Throughout my 49 years, juggling life has presented some challenges and stresses however I usually don’t feel too overwhelmed. I feel the general emotions that one would naturally experience when pressed for time, frustration of forgotten items on the way to a practice, preparing meals, and the battle of homework to name a few. Add in the little extra stresses of teaching life such as lesson planning, paperwork, report carding writing and marking, I felt I was functioning well. Now my children have suddenly morphed into adults which has resulted in loads more down time. I am realising that I have more mental space for my relationship, for me, and the questions I have begun to ask myself is ‘what do I want and what do I like’. All these questions have been circling my brain like a flock of starved vultures. To answer them has been more challenging and difficult than juggling my family’s timetable whilst working and running a household.

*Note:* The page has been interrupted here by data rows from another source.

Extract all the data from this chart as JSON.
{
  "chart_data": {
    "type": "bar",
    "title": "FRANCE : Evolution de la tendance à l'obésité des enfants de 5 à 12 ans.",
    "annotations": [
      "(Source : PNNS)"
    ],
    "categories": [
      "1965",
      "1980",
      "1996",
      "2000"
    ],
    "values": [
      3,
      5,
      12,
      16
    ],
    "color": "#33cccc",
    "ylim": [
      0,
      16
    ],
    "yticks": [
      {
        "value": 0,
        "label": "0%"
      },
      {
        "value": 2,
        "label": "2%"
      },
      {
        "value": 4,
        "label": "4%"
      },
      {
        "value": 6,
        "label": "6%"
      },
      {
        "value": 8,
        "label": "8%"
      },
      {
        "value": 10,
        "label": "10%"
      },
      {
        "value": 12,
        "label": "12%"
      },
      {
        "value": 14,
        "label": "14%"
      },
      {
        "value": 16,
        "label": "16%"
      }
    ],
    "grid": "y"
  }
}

What it is in particular that creates these weird emotions that spark the deep questions that arise, I do not know. It is not something that has just appeared overnight but something that was woken on a molecular level the moment my youngest finished university. Empty Nest syndrome is a very real state of being, especially for mothers as we tend to be the nurtures (my own experience). A deep sense of loss or grief can ensue and I sympathise with my fellow parents who are walking this lonely and isolating road. As my son still lives with us as he is saving for a house, I actually felt the empty nest emotions when my oldest moved up the coast and was married. That left me reeling and grieving my loss of motherhood, which is silly because we speak every day and she is only a couple of hours away. I guess this is where a small flock of vultures began to appear, albeit slowly but surely emerging over the horizon. Grief for not being needed anymore, not being in close proximity, and not being able to see her every day. Not saying I don’t love my son as much as my daughter, but I love them differently, not less, just differently; and equally as deep and wide. Most functional parents will understand what I mean when I say that. Children always say their parents have a favourite child. Same amount of love poured into two very different cups of the same size.
The busyness of life creates a vortex between birthing our babies until they are enrolled into the educational system. Upon the beginning of school, the time flies like a F111 at breakneck speed, hurtling birthday after birthday in quick succession, pounding parents with moments that seem to blur into each other. And before you know it, your beautiful babies are thrown into adulthood and making their own decisions. I remember my dad holding my daughter just an hour after she emerged earthside and he said ‘take in each moment because they grow up so fast’. In my naivety and mushy mum brain, I couldn’t grasp what he meant. With each challenging moment, I was looking forward to the next which is what we do when we are under stress trying to rock our teething baby to sleep during witching hour. That seems like a couple of weeks ago but in reality it was a lifetime ago. Motherhood in general is a blur of exhaustion coupled with fatigue and being touched out.
The flock of vultures has now increased in size and have presented more and more unanswered questions swirling and twirling inside my big ole brain. As a mum, you are so used to sacrificing your time, your patience, and your entire self. Putting the needs of your children above your own needs, putting the needs of your partner above your own needs is self-sacrifice that no-one has asked you to do but one that you just do; like breathing. It becomes autonomous. After years of conditioning, you find it difficult to know who you are as a person and what you want, not just somebody’s mum or somebody’s wife. Sometimes asking for what you want is extremely overwhelming and you feel deep shame for thinking that you are deserving of asking/receiving what you want. I have struggled with asking for what I want, not because I am in a controlling relationship; on the contrary! I am in one of the most loving partnerships and we adore each other. Due to several factors such as childhood trauma, being raised in a blended family and a very strict church, asking for what I want was not something I EVER did. I learned to just serve and put my own needs, wants, desires to the back and I guess this became my personality. Fast forward to present day – the challenge for me is to unlearn these dysfunctional traits, rewire my thought patterns, and relearn that it is not selfish to ask for what I want.
This will be a long tedious road and I can honestly say although it will be a tough one. Especially sitting in, sitting with, and acknowledging my emotions (ugh gross) until I kick my neurons into understanding that it is ok to verbalise my plethora of questions with an answer that I actually want. Self-compassion and having grace for myself is crucial for growth. I am excited about building a neat little birdhouse so the vultures can finally cease circling and come down to roost.
I am a me first and remembering the other roles are not my entire identity but rather my markers of a successful life.